Le V8 400 pouces cubes (1967-1973) — moteur de référence de la GTO sur sept millésimes

Pontiac GTO · 3 min de lecture · extraite le 12 sept. 2026

Un alésage agrandi pour compenser la fin du Tri-Power

Lorsque General Motors interdit les carburateurs multiples à tous les modèles hors Corvette à compter de 1967 (voir Le Tri-Power — trois carburateurs Rochester en ligne (1964-1966)), Pontiac choisit de compenser la perte de puissance du Tri-Power en agrandissant l'alésage du V8 389 de 4,06 à 4,12 pouces, portant la cylindrée à 400 pouces cubes (6 554 cm³) — tout en conservant la même course et la même architecture générale. Ce nouveau bloc, alimenté par un unique carburateur quadruple corps Rochester Quadrajet (voir Le Rochester Quadrajet — le carburateur unique de l'après-Tri-Power (1967-1974)), devient le moteur standard de la GTO et le restera jusqu'en 1973, décliné en plusieurs niveaux de préparation selon les années : version « économie » à carburateur double corps, version standard, version « High Output », puis versions Ram Air (voir Les systèmes Ram Air (I à IV) — l'admission d'air froid comme argument de puissance).

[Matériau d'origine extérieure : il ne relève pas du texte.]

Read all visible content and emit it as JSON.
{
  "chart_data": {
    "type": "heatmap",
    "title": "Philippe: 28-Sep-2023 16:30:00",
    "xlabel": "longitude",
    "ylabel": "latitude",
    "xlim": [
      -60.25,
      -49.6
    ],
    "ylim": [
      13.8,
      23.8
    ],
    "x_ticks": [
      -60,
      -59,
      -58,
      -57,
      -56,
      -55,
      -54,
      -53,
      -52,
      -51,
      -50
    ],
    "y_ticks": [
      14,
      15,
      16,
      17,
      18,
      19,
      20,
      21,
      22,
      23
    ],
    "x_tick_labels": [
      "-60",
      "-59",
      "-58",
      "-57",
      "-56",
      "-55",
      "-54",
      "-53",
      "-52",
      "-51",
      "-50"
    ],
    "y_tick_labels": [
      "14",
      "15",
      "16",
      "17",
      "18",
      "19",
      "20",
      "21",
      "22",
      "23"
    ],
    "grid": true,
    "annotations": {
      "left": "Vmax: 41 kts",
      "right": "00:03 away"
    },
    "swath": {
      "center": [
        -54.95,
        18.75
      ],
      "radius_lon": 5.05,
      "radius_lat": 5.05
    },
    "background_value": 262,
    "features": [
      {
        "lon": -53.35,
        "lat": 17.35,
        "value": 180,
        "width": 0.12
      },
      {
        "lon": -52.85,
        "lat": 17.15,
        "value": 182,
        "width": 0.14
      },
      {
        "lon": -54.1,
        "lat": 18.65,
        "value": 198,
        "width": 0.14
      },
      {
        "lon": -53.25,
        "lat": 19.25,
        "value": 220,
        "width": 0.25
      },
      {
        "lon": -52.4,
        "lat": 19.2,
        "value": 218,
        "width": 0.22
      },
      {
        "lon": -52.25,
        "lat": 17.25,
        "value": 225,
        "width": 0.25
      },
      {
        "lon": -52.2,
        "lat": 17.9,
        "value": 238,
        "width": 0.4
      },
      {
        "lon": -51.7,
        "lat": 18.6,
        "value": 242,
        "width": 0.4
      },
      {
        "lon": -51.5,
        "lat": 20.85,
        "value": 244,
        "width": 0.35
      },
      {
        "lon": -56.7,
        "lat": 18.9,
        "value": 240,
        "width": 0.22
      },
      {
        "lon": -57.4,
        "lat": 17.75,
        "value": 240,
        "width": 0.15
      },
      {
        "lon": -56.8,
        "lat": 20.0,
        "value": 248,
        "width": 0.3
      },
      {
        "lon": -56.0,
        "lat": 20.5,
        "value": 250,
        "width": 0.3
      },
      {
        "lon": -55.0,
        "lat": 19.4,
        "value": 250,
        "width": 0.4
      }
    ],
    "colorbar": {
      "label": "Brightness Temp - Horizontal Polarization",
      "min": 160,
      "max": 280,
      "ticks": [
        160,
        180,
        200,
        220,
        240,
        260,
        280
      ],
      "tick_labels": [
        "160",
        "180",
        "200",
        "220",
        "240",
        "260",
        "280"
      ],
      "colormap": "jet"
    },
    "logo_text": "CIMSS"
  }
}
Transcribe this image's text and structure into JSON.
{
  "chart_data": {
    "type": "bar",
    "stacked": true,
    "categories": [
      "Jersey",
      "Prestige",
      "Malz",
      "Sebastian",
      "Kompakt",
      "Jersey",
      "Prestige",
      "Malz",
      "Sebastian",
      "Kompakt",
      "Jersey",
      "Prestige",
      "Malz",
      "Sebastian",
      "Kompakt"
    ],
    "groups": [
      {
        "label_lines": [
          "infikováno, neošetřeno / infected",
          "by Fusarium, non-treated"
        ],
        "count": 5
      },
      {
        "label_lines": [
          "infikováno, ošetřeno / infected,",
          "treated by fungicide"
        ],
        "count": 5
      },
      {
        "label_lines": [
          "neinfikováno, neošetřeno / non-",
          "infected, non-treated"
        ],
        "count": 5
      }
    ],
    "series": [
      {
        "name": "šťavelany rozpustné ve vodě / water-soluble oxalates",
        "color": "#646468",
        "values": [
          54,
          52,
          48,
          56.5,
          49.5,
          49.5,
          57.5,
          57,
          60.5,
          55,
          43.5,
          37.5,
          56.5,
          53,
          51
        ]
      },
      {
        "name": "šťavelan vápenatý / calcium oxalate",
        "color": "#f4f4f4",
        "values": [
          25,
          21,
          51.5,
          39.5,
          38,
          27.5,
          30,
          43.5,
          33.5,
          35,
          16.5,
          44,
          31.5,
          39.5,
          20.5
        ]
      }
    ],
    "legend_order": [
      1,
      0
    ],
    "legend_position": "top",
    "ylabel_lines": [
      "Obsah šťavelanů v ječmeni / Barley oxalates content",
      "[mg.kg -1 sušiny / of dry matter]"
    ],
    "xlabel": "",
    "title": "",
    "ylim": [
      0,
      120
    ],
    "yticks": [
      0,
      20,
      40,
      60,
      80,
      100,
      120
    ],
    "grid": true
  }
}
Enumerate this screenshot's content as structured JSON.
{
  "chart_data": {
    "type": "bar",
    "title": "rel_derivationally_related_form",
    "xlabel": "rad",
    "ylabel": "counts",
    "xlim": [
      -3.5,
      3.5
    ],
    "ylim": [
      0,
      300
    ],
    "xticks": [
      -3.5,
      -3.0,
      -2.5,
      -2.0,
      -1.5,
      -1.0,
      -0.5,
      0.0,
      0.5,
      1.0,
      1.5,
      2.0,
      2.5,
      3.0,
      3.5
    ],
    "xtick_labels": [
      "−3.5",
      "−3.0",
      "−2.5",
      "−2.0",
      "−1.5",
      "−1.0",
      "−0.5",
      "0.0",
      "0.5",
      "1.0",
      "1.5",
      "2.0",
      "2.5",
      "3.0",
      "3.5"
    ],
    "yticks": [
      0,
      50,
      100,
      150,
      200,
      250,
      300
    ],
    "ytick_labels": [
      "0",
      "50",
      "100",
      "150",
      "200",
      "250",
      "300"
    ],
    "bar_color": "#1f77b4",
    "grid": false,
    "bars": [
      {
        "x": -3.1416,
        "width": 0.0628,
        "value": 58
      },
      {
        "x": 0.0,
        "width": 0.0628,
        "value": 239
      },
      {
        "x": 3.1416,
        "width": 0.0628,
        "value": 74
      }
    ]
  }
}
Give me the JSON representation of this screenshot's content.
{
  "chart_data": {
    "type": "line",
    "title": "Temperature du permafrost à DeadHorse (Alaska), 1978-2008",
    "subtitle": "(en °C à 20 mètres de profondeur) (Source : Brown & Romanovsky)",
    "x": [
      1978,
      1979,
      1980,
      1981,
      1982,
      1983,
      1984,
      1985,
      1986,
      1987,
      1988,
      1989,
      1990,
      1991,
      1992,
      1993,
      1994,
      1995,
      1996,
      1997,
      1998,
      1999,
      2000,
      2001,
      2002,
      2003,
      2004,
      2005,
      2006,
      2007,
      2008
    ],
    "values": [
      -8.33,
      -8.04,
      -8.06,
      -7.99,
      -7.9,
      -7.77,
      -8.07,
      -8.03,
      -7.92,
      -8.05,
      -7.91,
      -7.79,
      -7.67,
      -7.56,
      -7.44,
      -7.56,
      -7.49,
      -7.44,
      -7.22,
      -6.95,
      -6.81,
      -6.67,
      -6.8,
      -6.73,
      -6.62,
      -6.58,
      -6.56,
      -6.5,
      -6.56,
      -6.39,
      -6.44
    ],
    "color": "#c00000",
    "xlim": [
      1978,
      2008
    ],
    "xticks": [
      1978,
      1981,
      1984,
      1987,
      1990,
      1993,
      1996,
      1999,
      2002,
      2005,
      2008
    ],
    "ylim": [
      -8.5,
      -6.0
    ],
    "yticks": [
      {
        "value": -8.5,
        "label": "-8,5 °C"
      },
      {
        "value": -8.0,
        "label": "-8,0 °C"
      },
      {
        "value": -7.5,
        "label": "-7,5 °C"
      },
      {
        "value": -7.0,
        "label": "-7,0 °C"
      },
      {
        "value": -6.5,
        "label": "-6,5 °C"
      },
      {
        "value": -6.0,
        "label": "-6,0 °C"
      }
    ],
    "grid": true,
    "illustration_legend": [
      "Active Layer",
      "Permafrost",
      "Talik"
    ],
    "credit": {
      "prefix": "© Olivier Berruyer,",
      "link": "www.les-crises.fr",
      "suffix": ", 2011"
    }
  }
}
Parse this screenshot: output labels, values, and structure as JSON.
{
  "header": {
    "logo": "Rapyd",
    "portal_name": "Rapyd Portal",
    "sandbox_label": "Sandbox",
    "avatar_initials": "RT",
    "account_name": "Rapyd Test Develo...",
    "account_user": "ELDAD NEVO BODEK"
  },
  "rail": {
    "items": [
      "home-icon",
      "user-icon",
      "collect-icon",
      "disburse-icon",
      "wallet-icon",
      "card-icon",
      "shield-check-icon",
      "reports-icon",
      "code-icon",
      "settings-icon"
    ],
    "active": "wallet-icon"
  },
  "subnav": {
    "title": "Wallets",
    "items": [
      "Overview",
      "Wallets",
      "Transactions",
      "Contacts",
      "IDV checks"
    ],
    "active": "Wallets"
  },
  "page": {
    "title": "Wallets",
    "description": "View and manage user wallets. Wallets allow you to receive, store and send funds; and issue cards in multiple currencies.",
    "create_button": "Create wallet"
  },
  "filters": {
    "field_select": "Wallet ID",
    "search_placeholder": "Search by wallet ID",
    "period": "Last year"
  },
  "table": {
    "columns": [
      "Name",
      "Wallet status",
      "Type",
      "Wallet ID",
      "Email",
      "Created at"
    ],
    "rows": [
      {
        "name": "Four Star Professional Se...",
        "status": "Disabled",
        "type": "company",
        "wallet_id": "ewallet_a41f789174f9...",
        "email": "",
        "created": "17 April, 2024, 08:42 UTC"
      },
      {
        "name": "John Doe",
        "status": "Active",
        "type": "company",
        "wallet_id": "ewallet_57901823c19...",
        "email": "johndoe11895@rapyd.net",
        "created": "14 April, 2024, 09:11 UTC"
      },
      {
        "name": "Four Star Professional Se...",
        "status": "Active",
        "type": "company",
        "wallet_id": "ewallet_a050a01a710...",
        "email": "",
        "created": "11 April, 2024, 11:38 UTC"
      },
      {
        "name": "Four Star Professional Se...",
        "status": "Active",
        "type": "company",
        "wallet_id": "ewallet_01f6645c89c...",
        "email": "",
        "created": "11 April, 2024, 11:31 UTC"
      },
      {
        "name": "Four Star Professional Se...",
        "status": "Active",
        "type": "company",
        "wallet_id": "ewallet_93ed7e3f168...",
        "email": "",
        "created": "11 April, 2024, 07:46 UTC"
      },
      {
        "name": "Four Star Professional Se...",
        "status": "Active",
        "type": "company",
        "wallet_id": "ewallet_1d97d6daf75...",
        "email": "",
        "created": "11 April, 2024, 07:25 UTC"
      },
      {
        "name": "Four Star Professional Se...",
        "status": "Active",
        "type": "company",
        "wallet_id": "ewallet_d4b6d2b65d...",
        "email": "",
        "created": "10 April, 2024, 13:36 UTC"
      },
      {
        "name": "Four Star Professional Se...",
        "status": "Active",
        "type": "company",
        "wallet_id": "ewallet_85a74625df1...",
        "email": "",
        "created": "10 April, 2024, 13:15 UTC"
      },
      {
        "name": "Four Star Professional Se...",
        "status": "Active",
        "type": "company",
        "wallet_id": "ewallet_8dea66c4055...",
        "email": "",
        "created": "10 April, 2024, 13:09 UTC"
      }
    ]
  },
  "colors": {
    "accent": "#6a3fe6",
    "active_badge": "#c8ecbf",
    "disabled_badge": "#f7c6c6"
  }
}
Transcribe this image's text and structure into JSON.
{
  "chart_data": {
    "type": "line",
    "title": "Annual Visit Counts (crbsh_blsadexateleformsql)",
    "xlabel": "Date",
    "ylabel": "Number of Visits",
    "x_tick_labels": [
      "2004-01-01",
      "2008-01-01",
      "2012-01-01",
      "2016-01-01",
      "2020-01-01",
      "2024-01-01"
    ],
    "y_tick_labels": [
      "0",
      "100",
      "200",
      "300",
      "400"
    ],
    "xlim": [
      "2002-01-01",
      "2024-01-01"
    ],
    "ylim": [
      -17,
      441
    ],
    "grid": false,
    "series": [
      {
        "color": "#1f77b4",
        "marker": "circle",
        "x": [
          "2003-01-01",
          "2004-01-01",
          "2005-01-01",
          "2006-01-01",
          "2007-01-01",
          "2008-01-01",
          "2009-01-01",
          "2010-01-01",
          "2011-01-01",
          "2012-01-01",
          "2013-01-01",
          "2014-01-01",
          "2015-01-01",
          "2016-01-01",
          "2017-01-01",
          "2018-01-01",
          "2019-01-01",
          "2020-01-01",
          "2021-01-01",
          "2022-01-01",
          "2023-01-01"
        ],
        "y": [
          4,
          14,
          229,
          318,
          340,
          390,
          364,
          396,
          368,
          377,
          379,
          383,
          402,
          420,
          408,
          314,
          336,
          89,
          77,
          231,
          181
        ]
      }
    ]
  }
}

Une puissance en dents de scie, révélatrice des mutations de l'industrie

La puissance affichée du 400 illustre à elle seule les grandes bascules réglementaires et industrielles de la période : 335 ch bruts en version standard en 1967-1970, jusqu'à 366 ch (voire 370 pour le Ram Air IV) en pointe pour les versions les plus poussées de 1969. Dès 1971, la baisse généralisée des taux de compression imposée par le passage à venir à l'essence sans plomb ramène le moteur de base à 300 ch bruts (255 ch nets). En 1972, l'industrie américaine bascule collectivement vers l'affichage en puissance nette SAE (mesurée moteur complet, accessoires et échappement de série montés, plus proche de la réalité que l'ancienne puissance brute mesurée sur banc nu) : le 400 affiche alors 250 ch nets, un chiffre qui semble marquer un effondrement mais qui reflète en bonne partie ce simple changement de méthode de mesure plutôt qu'une perte de puissance réelle équivalente. En 1973, une nouvelle baisse de compression (8,0:1) ramène le 400 à 230 ch nets, dans un contexte de durcissement continu des normes d'émissions (voir 1971-1973 — le déclin, entre surprimes d'assurance et premières contraintes antipollution).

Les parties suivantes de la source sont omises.